Upholding a lower court ruling, the U.S. Court of Appeals for the District of Columbia Circuit rejected IRS contentions that it could treat e-mails that its Office of Chief Counsel prepares in less than two hours as “informal telephone advice,” not “Chief Counsel advice” that must be disclosed.

“We conclude that the plain statutory language mandates that the IRS disclose the e-mails,” Circuit Court Judge Karen LeCraft Henderson wrote for a unanimous court in a nine-page decision.

“This is a clear victory for the taxpayers,” said Christopher Bergin, president of Tax Analysts, the non-profit publisher of Tax Notes magazine and many other print and online publications. “But it is just one in a long series of cases over more than 30 years that Tax Analysts was forced to file in order to get the public what it deserves to have.

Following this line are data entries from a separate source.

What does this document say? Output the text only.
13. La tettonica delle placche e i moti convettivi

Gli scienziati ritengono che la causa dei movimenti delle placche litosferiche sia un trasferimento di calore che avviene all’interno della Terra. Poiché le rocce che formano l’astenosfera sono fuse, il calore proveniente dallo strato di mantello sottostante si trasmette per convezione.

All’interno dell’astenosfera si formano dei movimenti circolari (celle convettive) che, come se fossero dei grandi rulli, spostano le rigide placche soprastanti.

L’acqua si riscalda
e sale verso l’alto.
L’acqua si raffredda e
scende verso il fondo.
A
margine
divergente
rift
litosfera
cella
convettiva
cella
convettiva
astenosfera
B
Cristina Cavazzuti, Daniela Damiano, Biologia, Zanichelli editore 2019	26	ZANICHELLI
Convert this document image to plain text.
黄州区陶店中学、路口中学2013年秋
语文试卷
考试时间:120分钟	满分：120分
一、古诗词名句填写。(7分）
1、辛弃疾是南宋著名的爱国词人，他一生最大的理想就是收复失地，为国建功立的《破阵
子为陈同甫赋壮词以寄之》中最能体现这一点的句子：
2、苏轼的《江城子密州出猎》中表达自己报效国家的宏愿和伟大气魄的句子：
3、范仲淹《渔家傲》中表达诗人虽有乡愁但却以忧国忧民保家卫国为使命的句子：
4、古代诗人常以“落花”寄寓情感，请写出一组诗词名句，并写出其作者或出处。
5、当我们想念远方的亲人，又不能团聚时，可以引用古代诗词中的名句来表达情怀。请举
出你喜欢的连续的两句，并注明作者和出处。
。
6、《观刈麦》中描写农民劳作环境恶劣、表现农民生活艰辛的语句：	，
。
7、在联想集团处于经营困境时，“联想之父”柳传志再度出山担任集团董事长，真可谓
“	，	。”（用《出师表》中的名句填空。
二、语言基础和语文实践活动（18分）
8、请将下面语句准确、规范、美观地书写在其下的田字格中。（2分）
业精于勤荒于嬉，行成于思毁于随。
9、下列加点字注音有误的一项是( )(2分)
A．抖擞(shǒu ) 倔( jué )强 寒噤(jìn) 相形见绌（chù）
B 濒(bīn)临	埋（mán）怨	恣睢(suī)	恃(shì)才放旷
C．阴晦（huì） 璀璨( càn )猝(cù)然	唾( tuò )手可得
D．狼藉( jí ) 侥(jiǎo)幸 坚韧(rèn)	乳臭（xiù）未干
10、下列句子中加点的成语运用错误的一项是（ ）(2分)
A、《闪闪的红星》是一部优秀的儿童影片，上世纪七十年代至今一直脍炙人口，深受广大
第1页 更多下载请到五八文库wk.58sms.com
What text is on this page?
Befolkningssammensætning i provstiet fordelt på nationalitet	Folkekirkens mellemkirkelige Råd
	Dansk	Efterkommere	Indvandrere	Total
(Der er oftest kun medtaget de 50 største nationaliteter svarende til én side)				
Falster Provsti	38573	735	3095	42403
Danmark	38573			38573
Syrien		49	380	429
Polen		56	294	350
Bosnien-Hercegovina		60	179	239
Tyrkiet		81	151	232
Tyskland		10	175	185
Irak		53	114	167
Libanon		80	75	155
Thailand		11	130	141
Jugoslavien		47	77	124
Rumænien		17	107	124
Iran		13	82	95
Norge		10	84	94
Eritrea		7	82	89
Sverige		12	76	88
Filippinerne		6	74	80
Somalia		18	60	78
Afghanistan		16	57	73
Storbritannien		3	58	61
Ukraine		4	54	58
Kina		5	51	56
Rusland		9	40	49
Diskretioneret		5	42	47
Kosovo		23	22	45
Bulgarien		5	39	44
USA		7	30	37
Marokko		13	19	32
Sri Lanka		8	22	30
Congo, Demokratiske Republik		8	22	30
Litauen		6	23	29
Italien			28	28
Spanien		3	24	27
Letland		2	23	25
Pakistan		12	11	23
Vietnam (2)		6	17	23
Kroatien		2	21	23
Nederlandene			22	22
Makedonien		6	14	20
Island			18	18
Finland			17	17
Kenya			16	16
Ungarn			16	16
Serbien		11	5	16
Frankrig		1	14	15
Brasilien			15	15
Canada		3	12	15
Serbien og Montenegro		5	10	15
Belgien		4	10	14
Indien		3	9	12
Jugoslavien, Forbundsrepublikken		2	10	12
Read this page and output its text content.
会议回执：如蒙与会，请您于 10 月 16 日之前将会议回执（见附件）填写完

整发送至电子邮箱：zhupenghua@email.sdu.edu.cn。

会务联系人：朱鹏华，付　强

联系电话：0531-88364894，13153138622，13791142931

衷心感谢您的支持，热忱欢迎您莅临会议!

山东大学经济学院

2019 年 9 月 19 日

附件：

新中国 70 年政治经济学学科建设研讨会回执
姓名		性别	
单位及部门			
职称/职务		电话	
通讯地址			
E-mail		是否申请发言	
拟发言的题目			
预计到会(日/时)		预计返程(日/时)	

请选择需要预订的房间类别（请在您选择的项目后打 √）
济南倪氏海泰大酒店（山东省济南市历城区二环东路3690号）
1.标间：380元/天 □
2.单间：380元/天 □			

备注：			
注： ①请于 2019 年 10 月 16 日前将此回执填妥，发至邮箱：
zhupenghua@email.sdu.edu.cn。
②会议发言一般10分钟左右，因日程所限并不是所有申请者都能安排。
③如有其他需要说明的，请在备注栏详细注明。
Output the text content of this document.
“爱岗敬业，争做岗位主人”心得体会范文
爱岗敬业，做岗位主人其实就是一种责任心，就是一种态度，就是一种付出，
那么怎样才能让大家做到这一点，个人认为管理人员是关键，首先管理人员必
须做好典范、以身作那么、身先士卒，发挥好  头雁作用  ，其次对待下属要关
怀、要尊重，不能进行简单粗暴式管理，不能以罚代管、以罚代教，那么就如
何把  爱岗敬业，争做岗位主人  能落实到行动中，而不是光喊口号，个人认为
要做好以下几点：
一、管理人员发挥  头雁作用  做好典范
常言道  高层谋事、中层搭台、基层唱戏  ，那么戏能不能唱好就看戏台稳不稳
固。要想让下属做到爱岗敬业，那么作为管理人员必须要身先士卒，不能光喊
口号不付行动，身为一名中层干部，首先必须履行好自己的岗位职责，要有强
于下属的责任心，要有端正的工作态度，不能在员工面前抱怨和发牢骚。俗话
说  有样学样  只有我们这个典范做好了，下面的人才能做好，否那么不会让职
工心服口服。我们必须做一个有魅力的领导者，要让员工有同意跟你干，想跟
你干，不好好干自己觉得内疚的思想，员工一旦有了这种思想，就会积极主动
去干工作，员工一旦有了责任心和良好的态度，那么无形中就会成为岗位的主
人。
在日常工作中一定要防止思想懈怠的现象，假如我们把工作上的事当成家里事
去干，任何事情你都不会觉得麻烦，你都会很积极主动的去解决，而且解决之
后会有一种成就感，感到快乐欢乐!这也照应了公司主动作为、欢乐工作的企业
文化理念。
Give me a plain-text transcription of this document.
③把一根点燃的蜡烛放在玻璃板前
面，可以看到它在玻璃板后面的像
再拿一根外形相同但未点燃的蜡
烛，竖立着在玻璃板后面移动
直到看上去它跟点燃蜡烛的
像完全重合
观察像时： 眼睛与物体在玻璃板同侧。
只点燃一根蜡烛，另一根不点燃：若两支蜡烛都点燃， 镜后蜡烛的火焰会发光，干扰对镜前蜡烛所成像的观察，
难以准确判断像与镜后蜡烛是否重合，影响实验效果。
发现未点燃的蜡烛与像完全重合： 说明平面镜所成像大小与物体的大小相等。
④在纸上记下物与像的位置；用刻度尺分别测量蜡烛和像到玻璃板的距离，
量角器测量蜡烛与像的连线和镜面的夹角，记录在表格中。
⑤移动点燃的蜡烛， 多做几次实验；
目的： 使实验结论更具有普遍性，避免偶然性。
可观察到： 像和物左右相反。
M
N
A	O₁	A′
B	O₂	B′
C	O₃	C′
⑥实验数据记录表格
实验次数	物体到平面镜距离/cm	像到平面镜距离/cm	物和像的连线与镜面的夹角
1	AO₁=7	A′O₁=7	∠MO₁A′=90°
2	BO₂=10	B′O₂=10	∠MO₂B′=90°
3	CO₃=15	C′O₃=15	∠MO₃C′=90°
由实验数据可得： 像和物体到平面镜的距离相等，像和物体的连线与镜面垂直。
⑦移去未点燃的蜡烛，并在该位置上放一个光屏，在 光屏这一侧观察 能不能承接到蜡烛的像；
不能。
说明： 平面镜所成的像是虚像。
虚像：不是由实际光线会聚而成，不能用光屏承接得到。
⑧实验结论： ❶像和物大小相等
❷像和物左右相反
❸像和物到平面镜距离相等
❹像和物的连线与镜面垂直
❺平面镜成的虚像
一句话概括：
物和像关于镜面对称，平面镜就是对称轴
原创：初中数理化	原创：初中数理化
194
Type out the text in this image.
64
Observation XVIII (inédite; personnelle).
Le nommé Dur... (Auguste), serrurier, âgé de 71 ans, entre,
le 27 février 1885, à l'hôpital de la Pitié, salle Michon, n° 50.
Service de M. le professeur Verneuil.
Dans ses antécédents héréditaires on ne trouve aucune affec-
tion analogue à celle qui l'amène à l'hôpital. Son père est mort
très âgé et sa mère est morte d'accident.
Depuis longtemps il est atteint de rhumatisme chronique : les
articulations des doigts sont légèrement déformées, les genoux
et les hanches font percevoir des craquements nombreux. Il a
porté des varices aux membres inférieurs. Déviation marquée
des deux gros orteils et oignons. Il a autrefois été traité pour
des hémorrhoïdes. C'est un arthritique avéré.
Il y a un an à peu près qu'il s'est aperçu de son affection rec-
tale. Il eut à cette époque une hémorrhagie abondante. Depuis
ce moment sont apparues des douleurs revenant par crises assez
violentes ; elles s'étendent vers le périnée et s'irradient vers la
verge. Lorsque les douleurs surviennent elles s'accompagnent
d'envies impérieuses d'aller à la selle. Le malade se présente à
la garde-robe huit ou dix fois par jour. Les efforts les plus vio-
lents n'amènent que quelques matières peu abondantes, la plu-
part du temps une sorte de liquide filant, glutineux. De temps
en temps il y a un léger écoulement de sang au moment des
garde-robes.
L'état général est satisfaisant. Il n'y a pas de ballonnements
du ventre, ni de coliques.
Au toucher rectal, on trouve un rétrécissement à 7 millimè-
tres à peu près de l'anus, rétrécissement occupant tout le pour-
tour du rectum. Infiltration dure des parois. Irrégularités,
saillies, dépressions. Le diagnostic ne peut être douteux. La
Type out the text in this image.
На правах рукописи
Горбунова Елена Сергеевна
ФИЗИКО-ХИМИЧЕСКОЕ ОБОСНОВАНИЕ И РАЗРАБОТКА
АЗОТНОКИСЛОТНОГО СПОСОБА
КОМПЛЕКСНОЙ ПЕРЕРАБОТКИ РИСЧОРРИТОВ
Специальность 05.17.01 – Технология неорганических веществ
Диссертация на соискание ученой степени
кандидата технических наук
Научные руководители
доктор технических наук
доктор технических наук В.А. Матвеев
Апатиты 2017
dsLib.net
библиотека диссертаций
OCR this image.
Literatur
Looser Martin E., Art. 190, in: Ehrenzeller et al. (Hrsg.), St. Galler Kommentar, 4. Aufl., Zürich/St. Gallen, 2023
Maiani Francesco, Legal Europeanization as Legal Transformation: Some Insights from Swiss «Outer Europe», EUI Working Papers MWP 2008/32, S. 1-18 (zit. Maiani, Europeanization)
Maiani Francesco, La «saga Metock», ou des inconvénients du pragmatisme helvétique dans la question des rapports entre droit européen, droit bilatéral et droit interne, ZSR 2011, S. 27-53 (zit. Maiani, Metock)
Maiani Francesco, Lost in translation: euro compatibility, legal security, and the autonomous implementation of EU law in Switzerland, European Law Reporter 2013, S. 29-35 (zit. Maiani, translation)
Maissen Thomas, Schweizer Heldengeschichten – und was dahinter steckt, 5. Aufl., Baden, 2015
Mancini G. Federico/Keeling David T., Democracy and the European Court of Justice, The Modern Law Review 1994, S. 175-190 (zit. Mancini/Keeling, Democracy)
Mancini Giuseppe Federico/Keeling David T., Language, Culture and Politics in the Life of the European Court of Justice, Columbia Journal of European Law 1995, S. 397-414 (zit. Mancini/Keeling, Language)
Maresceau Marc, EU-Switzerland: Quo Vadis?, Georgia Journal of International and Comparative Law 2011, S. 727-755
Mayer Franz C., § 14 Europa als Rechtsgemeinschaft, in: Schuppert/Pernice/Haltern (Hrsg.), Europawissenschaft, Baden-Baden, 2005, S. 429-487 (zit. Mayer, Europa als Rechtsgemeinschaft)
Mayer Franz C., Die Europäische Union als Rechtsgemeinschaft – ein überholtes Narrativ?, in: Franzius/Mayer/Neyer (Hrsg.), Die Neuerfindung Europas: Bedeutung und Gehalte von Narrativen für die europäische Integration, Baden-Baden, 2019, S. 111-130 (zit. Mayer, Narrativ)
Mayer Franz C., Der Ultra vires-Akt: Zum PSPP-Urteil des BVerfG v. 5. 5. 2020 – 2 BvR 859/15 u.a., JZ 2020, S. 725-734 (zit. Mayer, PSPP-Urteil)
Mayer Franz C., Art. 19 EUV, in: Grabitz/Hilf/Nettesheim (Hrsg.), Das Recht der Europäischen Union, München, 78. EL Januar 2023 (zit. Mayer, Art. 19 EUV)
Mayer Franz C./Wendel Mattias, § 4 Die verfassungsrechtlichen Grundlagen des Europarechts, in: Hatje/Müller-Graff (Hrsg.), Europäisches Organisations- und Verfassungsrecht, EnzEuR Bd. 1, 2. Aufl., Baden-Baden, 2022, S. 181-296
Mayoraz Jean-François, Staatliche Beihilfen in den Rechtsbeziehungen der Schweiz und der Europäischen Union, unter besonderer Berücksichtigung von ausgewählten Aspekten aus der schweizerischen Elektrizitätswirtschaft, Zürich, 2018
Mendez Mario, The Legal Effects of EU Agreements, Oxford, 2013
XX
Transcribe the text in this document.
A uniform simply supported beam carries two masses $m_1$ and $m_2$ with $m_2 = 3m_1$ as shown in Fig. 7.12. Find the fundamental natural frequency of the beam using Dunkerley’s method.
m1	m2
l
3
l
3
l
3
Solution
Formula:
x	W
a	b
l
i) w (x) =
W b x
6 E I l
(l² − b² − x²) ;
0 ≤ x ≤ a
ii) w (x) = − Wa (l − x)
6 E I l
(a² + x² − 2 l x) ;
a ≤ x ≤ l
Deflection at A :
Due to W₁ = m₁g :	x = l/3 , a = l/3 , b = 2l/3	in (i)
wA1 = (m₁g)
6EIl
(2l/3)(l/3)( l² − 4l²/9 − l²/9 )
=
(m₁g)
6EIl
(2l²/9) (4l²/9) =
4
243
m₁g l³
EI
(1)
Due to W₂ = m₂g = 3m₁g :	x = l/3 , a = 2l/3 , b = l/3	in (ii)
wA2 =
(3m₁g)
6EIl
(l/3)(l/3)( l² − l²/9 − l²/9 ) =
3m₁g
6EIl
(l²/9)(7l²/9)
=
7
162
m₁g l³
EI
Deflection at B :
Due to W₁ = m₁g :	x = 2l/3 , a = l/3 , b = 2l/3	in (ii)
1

Our efforts will continue in the hope that, at some point, the IRS will change its approach to public information.”

Today’s ruling centered on Internal Revenue Code section 6110, which states that IRS documents in which the Office of Chief Counsel provides legal advice to IRS field personnel “shall be open to public inspection.” The appellate court had previously ruled that under this definition, the IRS was required to disclose Field Service Advice memoranda. Congress then amended section 6110 to expressly include “Chief Counsel advice” as part of its disclosure requirement and to define that term to include “written advice or instruction.”

In late 1998, the IRS stated that it could treat e-mail prepared by Office of Chief Counsel lawyers in less than two hours the same way that it treated informal telephone advice and, thus, it did not have to disclose the e-mails. Tax Analysts rejected that argument and, in June 2004, began to request all such e-mails prepared in less than two hours. Having received no such documents from the IRS and after almost a year of delay, Tax Analysts filed suit in the U.S. District Court for the District of Columbia.

That court ruled for Tax Analysts on February 27, 2006. The IRS appealed two months later, leading to today’s decision.